Well considering you did not special-case the divide by 2, I'm not
surprised it's slower.
>
>> Some 37 years ago I microcoded a math package which included
>> square root. All the math was decimal, and there was no hardware
>> multiply or divide. The algorithm I came up with generated the
>> answer one digit at a time, with no subsequent rounding needed.
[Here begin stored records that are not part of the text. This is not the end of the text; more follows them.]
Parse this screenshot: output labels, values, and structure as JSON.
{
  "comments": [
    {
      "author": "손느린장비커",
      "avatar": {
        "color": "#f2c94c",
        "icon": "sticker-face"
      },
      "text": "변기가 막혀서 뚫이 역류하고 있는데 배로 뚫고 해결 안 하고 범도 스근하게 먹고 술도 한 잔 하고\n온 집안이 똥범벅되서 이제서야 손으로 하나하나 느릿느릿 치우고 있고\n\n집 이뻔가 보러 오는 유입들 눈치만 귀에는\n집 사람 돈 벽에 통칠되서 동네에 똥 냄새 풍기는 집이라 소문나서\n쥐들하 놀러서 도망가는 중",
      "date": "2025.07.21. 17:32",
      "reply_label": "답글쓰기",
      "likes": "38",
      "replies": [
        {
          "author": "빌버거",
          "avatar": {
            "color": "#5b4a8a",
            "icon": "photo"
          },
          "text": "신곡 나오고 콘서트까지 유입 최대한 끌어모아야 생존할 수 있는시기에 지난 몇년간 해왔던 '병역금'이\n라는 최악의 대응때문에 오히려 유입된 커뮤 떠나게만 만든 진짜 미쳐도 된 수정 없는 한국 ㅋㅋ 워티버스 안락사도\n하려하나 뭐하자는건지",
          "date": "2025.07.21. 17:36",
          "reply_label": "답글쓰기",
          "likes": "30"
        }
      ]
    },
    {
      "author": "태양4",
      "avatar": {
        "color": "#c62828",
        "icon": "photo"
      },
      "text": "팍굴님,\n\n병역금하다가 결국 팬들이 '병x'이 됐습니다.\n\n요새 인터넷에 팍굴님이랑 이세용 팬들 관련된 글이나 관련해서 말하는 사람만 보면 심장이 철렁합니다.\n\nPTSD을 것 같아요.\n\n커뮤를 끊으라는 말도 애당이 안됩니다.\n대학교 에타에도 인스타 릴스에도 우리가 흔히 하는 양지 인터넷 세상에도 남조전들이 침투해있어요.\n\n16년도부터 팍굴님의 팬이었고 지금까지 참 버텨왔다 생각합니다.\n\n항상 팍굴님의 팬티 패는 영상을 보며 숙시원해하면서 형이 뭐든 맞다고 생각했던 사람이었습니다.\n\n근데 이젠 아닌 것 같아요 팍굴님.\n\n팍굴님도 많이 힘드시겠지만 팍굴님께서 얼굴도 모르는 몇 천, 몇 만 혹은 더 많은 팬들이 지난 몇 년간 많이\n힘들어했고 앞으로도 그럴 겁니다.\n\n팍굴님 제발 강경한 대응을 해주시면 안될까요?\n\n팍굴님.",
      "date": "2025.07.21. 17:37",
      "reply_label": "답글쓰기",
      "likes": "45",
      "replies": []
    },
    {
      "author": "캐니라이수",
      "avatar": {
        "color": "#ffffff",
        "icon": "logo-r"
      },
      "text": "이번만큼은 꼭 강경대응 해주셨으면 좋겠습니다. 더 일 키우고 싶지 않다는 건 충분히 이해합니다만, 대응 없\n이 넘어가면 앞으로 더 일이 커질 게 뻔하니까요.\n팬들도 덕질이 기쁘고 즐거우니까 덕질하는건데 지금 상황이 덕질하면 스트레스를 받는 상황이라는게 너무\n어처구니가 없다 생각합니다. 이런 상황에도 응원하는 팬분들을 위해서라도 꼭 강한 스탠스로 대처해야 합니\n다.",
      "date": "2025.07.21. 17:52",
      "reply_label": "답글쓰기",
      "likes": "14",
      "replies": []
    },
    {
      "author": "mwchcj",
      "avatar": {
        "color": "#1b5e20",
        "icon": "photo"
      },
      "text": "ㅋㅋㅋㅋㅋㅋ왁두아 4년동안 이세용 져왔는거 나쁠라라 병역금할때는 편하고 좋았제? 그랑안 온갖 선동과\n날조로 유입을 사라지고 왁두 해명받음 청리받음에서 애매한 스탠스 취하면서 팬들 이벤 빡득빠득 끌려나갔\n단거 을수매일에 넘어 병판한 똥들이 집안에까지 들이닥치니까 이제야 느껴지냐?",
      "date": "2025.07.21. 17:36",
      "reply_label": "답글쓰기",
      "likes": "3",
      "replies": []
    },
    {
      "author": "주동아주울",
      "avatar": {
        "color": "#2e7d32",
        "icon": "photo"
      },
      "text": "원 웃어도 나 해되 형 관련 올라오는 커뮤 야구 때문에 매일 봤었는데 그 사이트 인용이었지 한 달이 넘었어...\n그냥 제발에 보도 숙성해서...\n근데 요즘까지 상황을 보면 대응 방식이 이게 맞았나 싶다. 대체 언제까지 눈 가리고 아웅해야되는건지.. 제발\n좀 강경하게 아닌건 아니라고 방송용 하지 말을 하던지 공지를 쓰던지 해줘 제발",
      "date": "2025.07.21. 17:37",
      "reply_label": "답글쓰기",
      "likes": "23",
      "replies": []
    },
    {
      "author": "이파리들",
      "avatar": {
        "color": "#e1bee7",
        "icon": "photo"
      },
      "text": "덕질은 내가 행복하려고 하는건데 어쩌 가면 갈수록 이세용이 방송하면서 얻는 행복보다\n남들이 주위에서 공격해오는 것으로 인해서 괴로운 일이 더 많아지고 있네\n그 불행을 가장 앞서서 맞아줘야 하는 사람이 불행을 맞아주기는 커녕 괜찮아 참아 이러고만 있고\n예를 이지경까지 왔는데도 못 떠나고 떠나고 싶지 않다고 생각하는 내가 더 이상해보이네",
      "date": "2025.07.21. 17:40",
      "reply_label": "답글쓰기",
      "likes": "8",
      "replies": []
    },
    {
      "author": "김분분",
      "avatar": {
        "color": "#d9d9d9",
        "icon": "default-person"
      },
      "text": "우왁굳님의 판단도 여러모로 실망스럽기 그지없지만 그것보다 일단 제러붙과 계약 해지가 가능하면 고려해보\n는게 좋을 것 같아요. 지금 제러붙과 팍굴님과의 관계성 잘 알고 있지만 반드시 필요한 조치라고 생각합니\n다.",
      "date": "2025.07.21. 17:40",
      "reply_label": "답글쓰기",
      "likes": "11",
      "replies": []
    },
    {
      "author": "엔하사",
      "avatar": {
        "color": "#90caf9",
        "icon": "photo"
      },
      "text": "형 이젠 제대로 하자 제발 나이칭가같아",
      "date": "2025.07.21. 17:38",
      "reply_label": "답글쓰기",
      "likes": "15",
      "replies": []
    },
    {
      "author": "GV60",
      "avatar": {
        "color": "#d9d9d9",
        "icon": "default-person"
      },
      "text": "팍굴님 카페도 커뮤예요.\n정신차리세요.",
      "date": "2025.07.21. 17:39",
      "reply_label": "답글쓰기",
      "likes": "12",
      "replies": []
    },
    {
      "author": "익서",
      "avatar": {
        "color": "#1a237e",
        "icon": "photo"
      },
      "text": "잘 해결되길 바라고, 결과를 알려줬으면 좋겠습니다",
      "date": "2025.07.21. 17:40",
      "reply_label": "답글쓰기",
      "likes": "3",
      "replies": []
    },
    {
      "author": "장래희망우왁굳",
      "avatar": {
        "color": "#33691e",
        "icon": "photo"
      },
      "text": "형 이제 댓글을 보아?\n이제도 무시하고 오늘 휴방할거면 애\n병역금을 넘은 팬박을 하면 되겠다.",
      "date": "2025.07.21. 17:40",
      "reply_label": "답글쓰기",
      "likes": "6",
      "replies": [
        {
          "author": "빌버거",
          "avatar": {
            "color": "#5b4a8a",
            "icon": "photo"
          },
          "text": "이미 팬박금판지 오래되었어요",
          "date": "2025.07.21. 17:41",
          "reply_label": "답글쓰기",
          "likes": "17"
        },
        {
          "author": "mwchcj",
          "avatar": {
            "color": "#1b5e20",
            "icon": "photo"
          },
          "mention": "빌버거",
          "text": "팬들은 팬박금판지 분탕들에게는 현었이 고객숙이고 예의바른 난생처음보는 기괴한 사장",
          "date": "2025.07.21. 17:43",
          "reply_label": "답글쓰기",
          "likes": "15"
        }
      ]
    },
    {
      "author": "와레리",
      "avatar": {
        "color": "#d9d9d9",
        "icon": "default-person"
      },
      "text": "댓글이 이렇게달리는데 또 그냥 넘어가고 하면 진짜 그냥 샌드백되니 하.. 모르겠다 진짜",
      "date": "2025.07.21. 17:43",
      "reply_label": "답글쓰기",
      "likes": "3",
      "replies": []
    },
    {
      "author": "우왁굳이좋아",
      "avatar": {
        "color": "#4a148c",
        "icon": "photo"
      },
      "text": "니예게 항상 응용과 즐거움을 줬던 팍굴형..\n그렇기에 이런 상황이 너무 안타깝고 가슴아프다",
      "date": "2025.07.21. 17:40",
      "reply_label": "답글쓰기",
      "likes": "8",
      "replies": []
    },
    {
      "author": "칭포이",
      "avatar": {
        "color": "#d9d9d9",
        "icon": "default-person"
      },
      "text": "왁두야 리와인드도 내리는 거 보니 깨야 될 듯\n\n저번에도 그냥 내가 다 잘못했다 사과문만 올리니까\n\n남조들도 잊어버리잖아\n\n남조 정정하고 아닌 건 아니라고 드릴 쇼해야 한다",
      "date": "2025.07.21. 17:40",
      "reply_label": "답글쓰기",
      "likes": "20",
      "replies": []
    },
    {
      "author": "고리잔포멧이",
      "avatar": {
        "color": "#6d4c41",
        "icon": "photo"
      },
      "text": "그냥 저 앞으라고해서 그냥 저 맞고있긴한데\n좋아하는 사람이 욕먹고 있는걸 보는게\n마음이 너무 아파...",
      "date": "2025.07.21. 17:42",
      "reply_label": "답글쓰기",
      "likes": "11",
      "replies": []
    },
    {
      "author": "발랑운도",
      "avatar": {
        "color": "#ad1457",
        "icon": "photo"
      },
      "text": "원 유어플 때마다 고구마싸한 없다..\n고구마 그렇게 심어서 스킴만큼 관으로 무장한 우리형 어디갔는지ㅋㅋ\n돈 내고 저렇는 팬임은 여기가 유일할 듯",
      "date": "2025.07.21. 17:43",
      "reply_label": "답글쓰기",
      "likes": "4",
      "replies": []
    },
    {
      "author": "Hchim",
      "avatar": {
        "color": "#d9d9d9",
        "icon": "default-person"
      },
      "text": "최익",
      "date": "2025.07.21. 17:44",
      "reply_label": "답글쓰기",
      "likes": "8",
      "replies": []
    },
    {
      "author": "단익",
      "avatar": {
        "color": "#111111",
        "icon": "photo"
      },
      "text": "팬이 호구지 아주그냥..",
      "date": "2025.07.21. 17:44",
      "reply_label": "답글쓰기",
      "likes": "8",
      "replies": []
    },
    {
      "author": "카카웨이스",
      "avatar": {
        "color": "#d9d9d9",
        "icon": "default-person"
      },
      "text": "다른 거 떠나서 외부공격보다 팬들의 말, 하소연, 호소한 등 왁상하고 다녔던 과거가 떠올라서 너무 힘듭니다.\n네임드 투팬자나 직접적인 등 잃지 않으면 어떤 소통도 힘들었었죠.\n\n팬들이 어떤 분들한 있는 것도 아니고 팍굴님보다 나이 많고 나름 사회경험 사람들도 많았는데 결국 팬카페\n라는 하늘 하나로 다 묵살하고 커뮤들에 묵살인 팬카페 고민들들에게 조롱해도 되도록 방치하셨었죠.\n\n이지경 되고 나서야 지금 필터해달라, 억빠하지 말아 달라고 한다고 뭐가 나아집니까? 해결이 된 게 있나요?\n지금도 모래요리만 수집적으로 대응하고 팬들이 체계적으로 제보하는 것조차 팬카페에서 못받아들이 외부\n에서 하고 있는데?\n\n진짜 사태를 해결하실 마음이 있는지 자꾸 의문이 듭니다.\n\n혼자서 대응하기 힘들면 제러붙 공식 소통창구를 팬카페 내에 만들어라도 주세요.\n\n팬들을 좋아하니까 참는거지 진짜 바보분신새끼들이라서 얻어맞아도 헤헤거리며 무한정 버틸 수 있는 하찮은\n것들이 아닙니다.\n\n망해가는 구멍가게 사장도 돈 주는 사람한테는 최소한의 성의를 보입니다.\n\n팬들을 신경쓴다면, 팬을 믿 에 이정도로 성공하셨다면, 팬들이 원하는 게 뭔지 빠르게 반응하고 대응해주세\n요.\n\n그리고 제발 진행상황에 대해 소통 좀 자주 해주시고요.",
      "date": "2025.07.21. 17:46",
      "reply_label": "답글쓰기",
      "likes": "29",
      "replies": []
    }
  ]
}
>> And it took just a little less time than two divides. For that
>> architecture, Newton's method would've been too
>> slow.
>
> If you're working with a fixed small precision then it might be.
>
>> Incidentally, the algorithm did no divides, not even by 2. No
>> multiplies either. Just repeated subtraction, sorta like divide
>> was done.
>>
>> If anyone is curious, I'll be glad to describe the algorithm;
>> I've never seen it published, before or since. I got my
>> inspiration from a method used in mechanical, non-motorized,
>> adding machines. My father had shown me that approach in the
>> 50's.
>
> I'm curious.
>
A later message, I guess. I can't write that much on the tablet.